Please do some simple calculation by using the SIR model. https://en.wikipedia.org/wiki/Compartmental_models_in_epidemiology
I was presuming that we (and many other readers) are already familiar with such simplistic models.
I don’t know why you are asking me to do calculations using them when my post explicitly notes some of the errors in the assumptions of such models, and how the actual spread of infectious diseases does not follow such models as scale increases.
Let’s assume there were many COVID mutated variants. What is the best model for the average of the spreading path of all those mutations? It is the SIR model, as it has less dependency. More “accurate” models have more assumptions, hypothesis and depended conditions, which are not reliable. In brief, any other models looks more or less like the result of the SIR model. The difference cancels out.

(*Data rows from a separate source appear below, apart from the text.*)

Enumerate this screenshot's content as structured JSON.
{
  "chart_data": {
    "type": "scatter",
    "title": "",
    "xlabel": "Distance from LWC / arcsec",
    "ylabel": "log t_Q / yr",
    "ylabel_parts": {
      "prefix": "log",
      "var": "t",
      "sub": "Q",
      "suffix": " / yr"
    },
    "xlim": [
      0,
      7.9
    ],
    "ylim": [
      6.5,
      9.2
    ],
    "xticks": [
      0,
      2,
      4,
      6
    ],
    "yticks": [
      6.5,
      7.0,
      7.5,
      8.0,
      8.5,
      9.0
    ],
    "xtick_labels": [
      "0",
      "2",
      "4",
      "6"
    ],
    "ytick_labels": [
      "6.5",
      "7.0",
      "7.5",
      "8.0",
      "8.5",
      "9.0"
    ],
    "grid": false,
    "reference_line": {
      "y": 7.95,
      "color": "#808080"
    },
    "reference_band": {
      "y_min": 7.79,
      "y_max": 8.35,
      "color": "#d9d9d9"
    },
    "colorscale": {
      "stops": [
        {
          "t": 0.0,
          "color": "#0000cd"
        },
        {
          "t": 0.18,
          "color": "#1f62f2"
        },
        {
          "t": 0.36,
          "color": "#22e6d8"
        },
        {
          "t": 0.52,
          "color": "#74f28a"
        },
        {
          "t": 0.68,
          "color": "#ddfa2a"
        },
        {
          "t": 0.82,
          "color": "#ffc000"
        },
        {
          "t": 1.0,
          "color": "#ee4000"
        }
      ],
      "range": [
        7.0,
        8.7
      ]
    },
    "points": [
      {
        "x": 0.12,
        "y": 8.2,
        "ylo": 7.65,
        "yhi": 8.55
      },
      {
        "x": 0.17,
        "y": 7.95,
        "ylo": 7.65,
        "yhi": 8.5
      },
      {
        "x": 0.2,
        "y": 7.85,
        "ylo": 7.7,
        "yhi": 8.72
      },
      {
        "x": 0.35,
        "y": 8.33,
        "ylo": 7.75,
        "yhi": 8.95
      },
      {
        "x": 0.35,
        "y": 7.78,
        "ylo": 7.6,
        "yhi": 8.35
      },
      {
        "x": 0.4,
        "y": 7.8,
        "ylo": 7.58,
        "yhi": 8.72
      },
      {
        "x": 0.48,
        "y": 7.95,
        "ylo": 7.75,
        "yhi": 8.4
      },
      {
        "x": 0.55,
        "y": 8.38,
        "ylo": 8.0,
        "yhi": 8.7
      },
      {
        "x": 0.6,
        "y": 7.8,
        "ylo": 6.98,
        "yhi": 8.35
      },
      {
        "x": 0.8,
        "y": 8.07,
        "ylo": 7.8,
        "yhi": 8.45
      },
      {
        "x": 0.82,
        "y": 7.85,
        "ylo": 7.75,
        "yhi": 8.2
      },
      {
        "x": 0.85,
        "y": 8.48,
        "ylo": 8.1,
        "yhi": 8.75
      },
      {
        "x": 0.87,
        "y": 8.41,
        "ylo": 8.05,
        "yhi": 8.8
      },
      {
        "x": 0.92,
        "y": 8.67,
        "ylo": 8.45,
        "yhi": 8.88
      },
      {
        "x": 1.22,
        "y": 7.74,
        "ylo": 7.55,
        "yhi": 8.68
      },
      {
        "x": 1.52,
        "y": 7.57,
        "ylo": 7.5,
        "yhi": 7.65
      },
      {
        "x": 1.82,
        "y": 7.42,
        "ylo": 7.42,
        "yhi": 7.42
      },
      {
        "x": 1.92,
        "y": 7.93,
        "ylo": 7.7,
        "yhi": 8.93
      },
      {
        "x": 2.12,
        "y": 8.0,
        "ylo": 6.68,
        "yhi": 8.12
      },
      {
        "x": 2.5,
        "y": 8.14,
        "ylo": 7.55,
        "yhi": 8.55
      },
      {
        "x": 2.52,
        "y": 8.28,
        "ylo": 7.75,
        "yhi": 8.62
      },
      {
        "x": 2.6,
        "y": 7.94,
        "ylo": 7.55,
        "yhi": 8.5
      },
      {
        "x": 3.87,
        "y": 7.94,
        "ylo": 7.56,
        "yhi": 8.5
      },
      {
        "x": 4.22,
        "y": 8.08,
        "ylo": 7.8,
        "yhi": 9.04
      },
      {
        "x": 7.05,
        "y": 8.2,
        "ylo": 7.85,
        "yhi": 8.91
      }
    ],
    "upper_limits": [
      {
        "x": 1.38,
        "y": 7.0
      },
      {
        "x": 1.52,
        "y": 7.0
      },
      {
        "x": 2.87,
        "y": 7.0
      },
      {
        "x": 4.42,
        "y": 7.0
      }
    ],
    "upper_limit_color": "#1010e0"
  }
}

That’s a strong claim. Do you have any evidence for it?
Another reason is, all extra dependent hypothesis will be explored equally at an earlier stage of a research topic. In brief, most trash papers compete each other at the earlier stage and only after some time, a dominate theory/model will be established. The competition process actually is very similar as the process of virus evolution. At the earlier stage, there is no reason to assume a dominate new model yet. Thus, no heterogenous should be assumed.
There is no reason to assume heterogeneous, as the COVID is so new and the information/knowledge about its mutation direction is very shallow till now.
“the chance of contracting disease at all compared with those who are not vaccinated (~40-70% for Delta, reduced to maybe ~10-30% for Omicron);”
Do you have a link to the peer review papers about the above item?